As Zack was pulling me away and out the door I took one last look and frowned with some sorrow and worry. "She's... not taking it well I think. She still cares I think. She just doesn't know what to do I believe.
"I don't blame her, Cynthia, but you aren't handling it much better." I hold up a hand, stopping her protest, and continue. "You can put on a brave face all you want, but we share a link that betrays your emotions at times like this. Not to mention," I chuckle a bit before continuing, "you wear your heart on your sleeve." I glance back at the cafeteria doors. For everyone's sake, I hope they came, otherwise things will just get too tense.
"Yeah I think I do have some ice pops ... and I do ... but no harm in starting a little early." I say with a wolfish grin as I go get some ice pops. A moment or two later I sit back down handing one to Dante.
"What do you mean it's betraying my emotions? I was handling myself just fine..." I said with a snort. "And whatever about the heart on my sleeve... whatever that means." I say again as I look back at the doors as well... noting what Zack might have been doing. "Don't ask me you did all of that so you could get everyone to see the scene... What was that going to accomplish?"

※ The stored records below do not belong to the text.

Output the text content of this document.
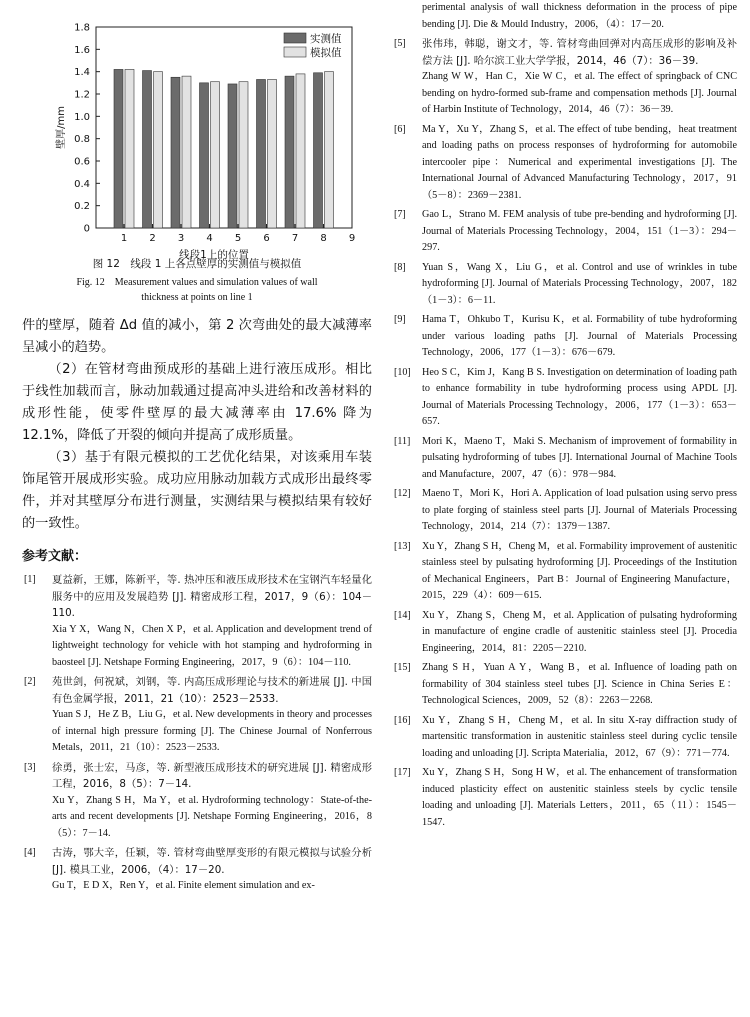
0
0.2
0.4
0.6
0.8
1.0
1.2
1.4
1.6
1.8
1 2 3 4 5 6 7 8 9
实测值
模拟值
线段1上的位置
壁厚/mm
图 12　线段 1 上各点壁厚的实测值与模拟值
Fig. 12　Measurement values and simulation values of wall
thickness at points on line 1

件的壁厚，随着 Δd 值的减小，第 2 次弯曲处的最大减薄率呈减小的趋势。

（2）在管材弯曲预成形的基础上进行液压成形。相比于线性加载而言，脉动加载通过提高冲头进给和改善材料的成形性能，使零件壁厚的最大减薄率由 17.6% 降为 12.1%，降低了开裂的倾向并提高了成形质量。

（3）基于有限元模拟的工艺优化结果，对该乘用车装饰尾管开展成形实验。成功应用脉动加载方式成形出最终零件，并对其壁厚分布进行测量，实测结果与模拟结果有较好的一致性。

参考文献：
[1] 夏益新，王娜，陈新平，等. 热冲压和液压成形技术在宝钢汽车轻量化服务中的应用及发展趋势 [J]. 精密成形工程，2017，9（6）：104－110.
Xia Y X，Wang N，Chen X P，et al. Application and development trend of lightweight technology for vehicle with hot stamping and hydroforming in baosteel [J]. Netshape Forming Engineering，2017，9（6）：104－110.
[2] 苑世剑，何祝斌，刘钢，等. 内高压成形理论与技术的新进展 [J]. 中国有色金属学报，2011，21（10）：2523－2533.
Yuan S J，He Z B，Liu G，et al. New developments in theory and processes of internal high pressure forming [J]. The Chinese Journal of Nonferrous Metals，2011，21（10）：2523－2533.
[3] 徐勇，张士宏，马彦，等. 新型液压成形技术的研究进展 [J]. 精密成形工程，2016，8（5）：7－14.
Xu Y，Zhang S H，Ma Y，et al. Hydroforming technology：State-of-the-arts and recent developments [J]. Netshape Forming Engineering，2016，8（5）：7－14.
[4] 古涛，鄂大辛，任颖，等. 管材弯曲壁厚变形的有限元模拟与试验分析 [J]. 模具工业，2006，（4）：17－20.
Gu T，E D X，Ren Y，et al. Finite element simulation and ex-
perimental analysis of wall thickness deformation in the process of pipe bending [J]. Die & Mould Industry，2006，（4）：17－20.
[5] 张伟玮，韩聪，谢文才，等. 管材弯曲回弹对内高压成形的影响及补偿方法 [J]. 哈尔滨工业大学学报，2014，46（7）：36－39.
Zhang W W，Han C，Xie W C，et al. The effect of springback of CNC bending on hydro-formed sub-frame and compensation methods [J]. Journal of Harbin Institute of Technology，2014，46（7）：36－39.
[6] Ma Y，Xu Y，Zhang S，et al. The effect of tube bending，heat treatment and loading paths on process responses of hydroforming for automobile intercooler pipe：Numerical and experimental investigations [J]. The International Journal of Advanced Manufacturing Technology，2017，91（5－8）：2369－2381.
[7] Gao L，Strano M. FEM analysis of tube pre-bending and hydroforming [J]. Journal of Materials Processing Technology，2004，151（1－3）：294－297.
[8] Yuan S，Wang X，Liu G，et al. Control and use of wrinkles in tube hydroforming [J]. Journal of Materials Processing Technology，2007，182（1－3）：6－11.
[9] Hama T，Ohkubo T，Kurisu K，et al. Formability of tube hydroforming under various loading paths [J]. Journal of Materials Processing Technology，2006，177（1－3）：676－679.
[10] Heo S C，Kim J，Kang B S. Investigation on determination of loading path to enhance formability in tube hydroforming process using APDL [J]. Journal of Materials Processing Technology，2006，177（1－3）：653－657.
[11] Mori K，Maeno T，Maki S. Mechanism of improvement of formability in pulsating hydroforming of tubes [J]. International Journal of Machine Tools and Manufacture，2007，47（6）：978－984.
[12] Maeno T，Mori K，Hori A. Application of load pulsation using servo press to plate forging of stainless steel parts [J]. Journal of Materials Processing Technology，2014，214（7）：1379－1387.
[13] Xu Y，Zhang S H，Cheng M，et al. Formability improvement of austenitic stainless steel by pulsating hydroforming [J]. Proceedings of the Institution of Mechanical Engineers，Part B：Journal of Engineering Manufacture，2015，229（4）：609－615.
[14] Xu Y，Zhang S，Cheng M，et al. Application of pulsating hydroforming in manufacture of engine cradle of austenitic stainless steel [J]. Procedia Engineering，2014，81：2205－2210.
[15] Zhang S H，Yuan A Y，Wang B，et al. Influence of loading path on formability of 304 stainless steel tubes [J]. Science in China Series E：Technological Sciences，2009，52（8）：2263－2268.
[16] Xu Y，Zhang S H，Cheng M，et al. In situ X-ray diffraction study of martensitic transformation in austenitic stainless steel during cyclic tensile loading and unloading [J]. Scripta Materialia，2012，67（9）：771－774.
[17] Xu Y，Zhang S H，Song H W，et al. The enhancement of transformation induced plasticity effect on austenitic stainless steels by cyclic tensile loading and unloading [J]. Materials Letters，2011，65（11）：1545－1547.
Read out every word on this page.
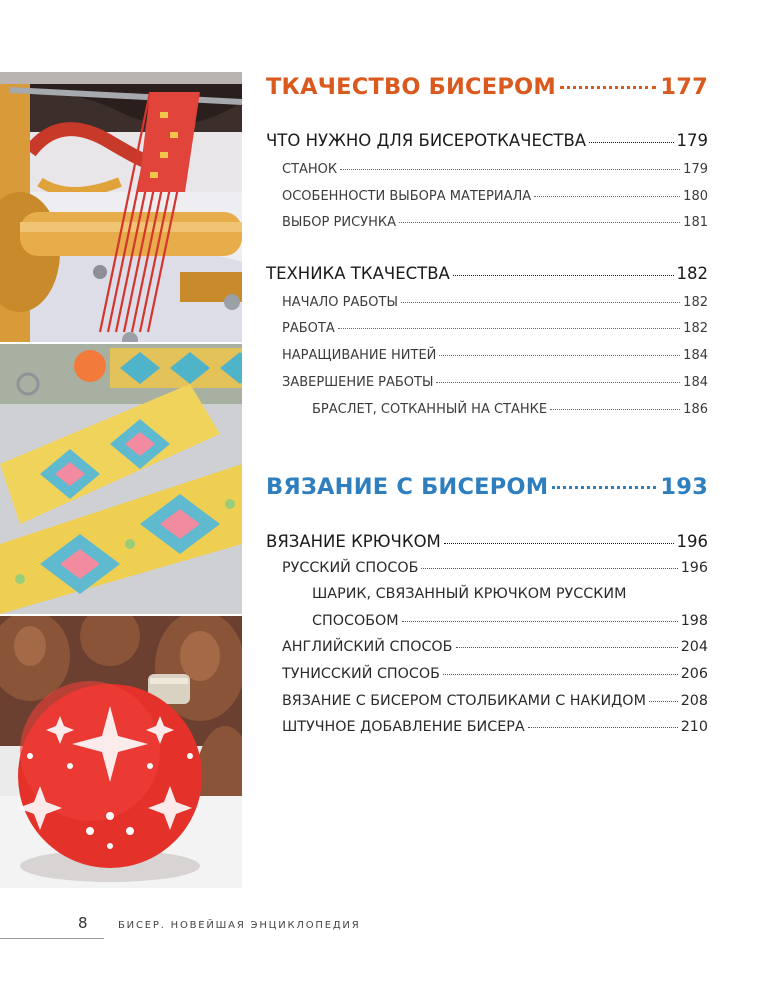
ТКАЧЕСТВО БИСЕРОМ	177
ЧТО НУЖНО ДЛЯ БИСЕРОТКАЧЕСТВА	179
СТАНОК	179
ОСОБЕННОСТИ ВЫБОРА МАТЕРИАЛА	180
ВЫБОР РИСУНКА	181
ТЕХНИКА ТКАЧЕСТВА	182
НАЧАЛО РАБОТЫ	182
РАБОТА	182
НАРАЩИВАНИЕ НИТЕЙ	184
ЗАВЕРШЕНИЕ РАБОТЫ	184
БРАСЛЕТ, СОТКАННЫЙ НА СТАНКЕ	186
ВЯЗАНИЕ С БИСЕРОМ	193
ВЯЗАНИЕ КРЮЧКОМ	196
РУССКИЙ СПОСОБ	196
ШАРИК, СВЯЗАННЫЙ КРЮЧКОМ РУССКИМ
СПОСОБОМ	198
АНГЛИЙСКИЙ СПОСОБ	204
ТУНИССКИЙ СПОСОБ	206
ВЯЗАНИЕ С БИСЕРОМ СТОЛБИКАМИ С НАКИДОМ 208
ШТУЧНОЕ ДОБАВЛЕНИЕ БИСЕРА	210
8	БИСЕР. НОВЕЙШАЯ ЭНЦИКЛОПЕДИЯ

IC: i bite down on the ice pop. "you know, i've never had one of these since i got dragged to project shadowblade. Oh ya, you also said something about 'i'd never thought i'd fall in love with a terran'. does that mean you guys are like pure race type?"
"Actually, no one payed any mind. Far as they could tell, we had a disagreement with her."I shake my head as we walk, thinking back to all the ways it could have played out. "I...just hope they come. Zaros won't take the news well, but he'll take it better from us than from Shade. That way the messenger doesn't get shot and, knowing Zaros, possibly killed."
"You're talking about Zaros and Bianca? That they'll come over to your Wraith so we can discuss about it there?" I ask gently, trying not to betray my emotions this time. Wondering with all my heart that things could have been worse. That's when the realization came over me. "I should leave with you..."
"Not until this mess with the Twins is cleaned up." I stop, remembering the ugly scar on her stomach. They'd cut her open for her child. They were almost as bad as the Cult, maybe even worse. "And there's still your child to avenge."
IC: Sam woke up a few moments after falling asleep. He got up making sure not to disturb. Sam quickly changed into his full armor before leaving Tari's ship and heading to his banshee. After a few checks he headed to dominion space and would be gone for roughly two hours.
"No ... most of the races where I'm from are similar to my own. I just ... I've never seen a race like yours and no offence but ... my first impression of male Terrans was that most of them were ugly."
Watching the conversation unfold between Zack and Shade, I arch an eyebrow;
"That was certainly interesting... Any idea as to what might be going on?..."
I ask Terance.
IC: "well i ain't ugly am i?" i say before kissing her on the cheek.
I shrug, taking a bite of my taco and chewing thoughtfully. "No idea. Not that I particularly want to know. Times like this, better off not knowing."